Gerry Finlay-Day - I see a trend: I've read only Rogue Trooper, which I liked a lot but was a bit one-note; not enough on its own for me to include him, in the end.
Charlier - have only just started getting to know this writer, through an early-ish volume (no. 3) of Blueberry. My over all impression was very positive, but one volume isn't much to go by - and it's hard to separate the beautiful Moebius artwork from the writing.

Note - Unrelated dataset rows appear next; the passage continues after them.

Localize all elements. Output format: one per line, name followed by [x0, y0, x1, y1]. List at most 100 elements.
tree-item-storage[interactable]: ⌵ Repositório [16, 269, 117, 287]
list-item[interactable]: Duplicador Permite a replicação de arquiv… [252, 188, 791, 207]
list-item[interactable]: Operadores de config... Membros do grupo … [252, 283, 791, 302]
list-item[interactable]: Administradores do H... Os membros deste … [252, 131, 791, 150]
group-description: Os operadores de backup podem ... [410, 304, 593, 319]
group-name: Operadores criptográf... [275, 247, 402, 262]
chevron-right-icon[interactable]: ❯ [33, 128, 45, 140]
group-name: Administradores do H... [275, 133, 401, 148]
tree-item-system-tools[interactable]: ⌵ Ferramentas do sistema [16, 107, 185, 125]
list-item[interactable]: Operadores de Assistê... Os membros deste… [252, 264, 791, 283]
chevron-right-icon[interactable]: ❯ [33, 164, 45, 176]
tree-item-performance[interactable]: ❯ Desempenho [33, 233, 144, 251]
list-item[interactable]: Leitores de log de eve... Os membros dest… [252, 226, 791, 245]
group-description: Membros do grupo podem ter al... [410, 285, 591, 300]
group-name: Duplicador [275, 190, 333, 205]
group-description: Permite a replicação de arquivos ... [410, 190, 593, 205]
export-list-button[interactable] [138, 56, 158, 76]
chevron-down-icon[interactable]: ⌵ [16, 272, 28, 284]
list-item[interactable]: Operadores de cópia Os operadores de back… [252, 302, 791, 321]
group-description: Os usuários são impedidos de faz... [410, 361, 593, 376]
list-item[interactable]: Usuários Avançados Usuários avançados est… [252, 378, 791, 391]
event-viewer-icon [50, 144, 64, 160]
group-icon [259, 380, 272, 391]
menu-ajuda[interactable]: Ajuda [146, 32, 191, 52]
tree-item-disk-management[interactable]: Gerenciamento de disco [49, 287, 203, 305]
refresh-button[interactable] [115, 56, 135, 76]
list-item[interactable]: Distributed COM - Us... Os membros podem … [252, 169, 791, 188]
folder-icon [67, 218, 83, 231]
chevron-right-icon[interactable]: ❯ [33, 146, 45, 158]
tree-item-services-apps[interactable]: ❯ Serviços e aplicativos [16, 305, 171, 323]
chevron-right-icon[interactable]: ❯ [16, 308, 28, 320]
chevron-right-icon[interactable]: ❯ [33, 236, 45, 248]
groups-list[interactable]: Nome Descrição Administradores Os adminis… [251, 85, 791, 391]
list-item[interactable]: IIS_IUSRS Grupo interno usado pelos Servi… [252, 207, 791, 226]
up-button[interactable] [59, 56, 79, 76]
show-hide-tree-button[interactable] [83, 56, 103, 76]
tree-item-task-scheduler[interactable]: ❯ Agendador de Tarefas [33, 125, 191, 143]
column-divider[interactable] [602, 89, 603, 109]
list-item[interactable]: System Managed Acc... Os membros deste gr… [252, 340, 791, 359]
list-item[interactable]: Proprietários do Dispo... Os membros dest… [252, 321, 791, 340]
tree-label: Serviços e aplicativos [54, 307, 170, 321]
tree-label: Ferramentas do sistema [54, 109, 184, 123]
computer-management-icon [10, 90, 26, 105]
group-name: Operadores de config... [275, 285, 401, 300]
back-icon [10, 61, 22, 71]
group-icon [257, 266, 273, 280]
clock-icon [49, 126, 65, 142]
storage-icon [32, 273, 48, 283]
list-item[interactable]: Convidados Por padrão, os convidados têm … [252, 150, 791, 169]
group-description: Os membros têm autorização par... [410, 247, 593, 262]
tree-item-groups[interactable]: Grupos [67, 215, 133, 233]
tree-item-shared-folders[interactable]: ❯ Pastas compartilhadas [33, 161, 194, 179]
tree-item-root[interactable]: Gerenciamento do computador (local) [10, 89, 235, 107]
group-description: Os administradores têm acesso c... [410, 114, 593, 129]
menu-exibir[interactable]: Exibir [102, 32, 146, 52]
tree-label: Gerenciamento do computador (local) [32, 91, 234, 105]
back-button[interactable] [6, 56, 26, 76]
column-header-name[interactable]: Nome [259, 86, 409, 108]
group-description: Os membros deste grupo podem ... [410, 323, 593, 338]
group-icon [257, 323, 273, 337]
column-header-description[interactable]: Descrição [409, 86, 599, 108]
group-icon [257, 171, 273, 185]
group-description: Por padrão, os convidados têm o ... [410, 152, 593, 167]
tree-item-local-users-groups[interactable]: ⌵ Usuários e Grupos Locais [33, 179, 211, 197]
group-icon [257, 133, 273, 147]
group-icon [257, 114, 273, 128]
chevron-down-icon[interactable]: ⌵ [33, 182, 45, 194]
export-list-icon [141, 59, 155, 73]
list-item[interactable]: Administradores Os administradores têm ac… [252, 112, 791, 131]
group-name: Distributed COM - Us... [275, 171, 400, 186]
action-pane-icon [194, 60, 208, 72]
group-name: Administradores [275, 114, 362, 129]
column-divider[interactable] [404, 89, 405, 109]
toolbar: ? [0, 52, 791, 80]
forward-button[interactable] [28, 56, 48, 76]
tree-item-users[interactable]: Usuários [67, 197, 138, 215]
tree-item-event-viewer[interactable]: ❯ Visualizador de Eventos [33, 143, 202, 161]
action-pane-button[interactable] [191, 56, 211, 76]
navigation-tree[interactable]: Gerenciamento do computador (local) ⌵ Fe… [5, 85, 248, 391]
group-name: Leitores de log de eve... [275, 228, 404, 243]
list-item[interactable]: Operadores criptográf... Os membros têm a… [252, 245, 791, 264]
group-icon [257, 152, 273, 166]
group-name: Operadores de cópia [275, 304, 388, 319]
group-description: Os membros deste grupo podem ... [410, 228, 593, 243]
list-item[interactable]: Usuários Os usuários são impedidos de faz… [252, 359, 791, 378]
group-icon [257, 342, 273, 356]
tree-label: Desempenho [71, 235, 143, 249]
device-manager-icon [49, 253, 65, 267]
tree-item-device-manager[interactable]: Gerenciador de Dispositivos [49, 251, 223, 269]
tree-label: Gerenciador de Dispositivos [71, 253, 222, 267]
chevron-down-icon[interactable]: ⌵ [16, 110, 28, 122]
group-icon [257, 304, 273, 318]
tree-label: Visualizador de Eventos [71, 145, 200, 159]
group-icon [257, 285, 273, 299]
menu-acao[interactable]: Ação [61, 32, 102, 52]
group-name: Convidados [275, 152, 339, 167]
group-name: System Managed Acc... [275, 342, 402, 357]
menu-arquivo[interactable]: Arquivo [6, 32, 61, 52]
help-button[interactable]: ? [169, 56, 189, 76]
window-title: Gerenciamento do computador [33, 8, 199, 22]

Marv Wolfman - probably got the most serious consideration of anyone on my near misses list: I rate Tomb of Dracula with the best of 70sMarvel, which means up there with favourites like Moench's MoKF, Englehart'sDr. Strange, Gerber's HtD, etc. But what kept him off is that I have read a lot of his other work and nothing else Wolfman has done comes close to ToD, in my view. Night Force might have had a chance but we'll never know, as it was cancelled so quickly. His superhero work was usually pretty solid, and often better than just solid, but for me never reached the level of ToD or works by other writers on my final list of 12. And some of it was pretty ordinary, to my mind - Nova, for example, felt nostalgia-driven and not in a way I found attractive personally. Still, ToD was almost enough all by itself, and on another day, in a different mood, I might put Wolfman in there - where he surely would have been had I made this list around 1975-1978.
Greg Rucka: As much as I love his work, Brubaker's mystery work covered that section. Brian Wood Archie Goodwin: I love his stuff but not enough to be on here. Denny O'Neill- see Archie Goodwin. Mark Evanier.